Kinder können auf dem Trockenen ertrinken

25.08.2017, 15:25 Uhr | tze, t-online.de

Kinder können auch auf dem Trockenen ertrinken . Sekundäres Ertrinken: Wenn Kinder zu viel Wasser in die Lunge bekommen, besteht noch Stunden später Lebensgefahr.  (Quelle: Thinkstock by Getty-Images)

Wenn Kinder zu viel Wasser in die Lunge bekommen, besteht noch Stunden später Lebensgefahr. (Quelle: Thinkstock by Getty-Images)

Panisch strampelt und schreit das Kind im Wasser, es droht zu ertrinken, bis endlich rettende Hände zupacken und es herausholen. Gerade nochmal gut gegangen, die Gefahr scheint gebannt zu sein – doch noch Stunden nach dem Beinahe-Badeunfall kann das Kind an den Folgen sterben. "Sekundäres Ertrinken" heißt dieses Phänomen. Eltern sollten nach einem gefährlichen Zwischenfall auf frühe Warnzeichen achten, um das Schlimmste zu verhindern.
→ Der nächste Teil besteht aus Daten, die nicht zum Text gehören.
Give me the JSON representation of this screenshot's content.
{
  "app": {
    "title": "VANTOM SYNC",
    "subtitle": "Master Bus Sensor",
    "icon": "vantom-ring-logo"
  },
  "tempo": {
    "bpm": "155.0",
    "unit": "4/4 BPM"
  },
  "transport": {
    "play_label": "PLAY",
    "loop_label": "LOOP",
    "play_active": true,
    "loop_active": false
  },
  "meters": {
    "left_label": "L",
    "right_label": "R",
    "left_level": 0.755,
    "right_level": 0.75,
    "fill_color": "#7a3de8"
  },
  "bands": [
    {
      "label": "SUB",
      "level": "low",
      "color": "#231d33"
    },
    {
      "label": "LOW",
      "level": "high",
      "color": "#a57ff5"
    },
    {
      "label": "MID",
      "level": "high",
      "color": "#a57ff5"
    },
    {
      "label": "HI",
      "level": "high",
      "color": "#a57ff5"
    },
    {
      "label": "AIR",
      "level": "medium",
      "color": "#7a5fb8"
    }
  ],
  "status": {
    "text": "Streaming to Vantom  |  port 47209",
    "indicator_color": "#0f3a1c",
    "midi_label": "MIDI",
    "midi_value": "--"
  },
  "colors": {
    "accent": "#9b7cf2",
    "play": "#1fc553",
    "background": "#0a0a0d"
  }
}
Über einen Fall aus den USA ist in vergangener Zeit ausführlich berichtet worden. In Texas starb der vierjährige Frankie an den Folgen eines scheinbar harmlosen Vorfalls: Er spielte am Strand, wurde von einer Welle erfasst und geriet kurz mit dem Kopf unter Wasser. Direkt danach war noch alles gut.

In der Nacht nach dem Badeunfall musste Frankie sich dann aber übergeben und litt unter Durchfall. Einige Tage später kamen Schmerzen hinzu. Sein Vater brachte ihn ins Krankenhaus, aber die Ärzte konnten dem Jungen nicht mehr helfen. Frankie starb eine Woche nachdem er von der Welle erfasst worden war. Als Todesursache wurde "sekundäres Ertrinken" vermutet.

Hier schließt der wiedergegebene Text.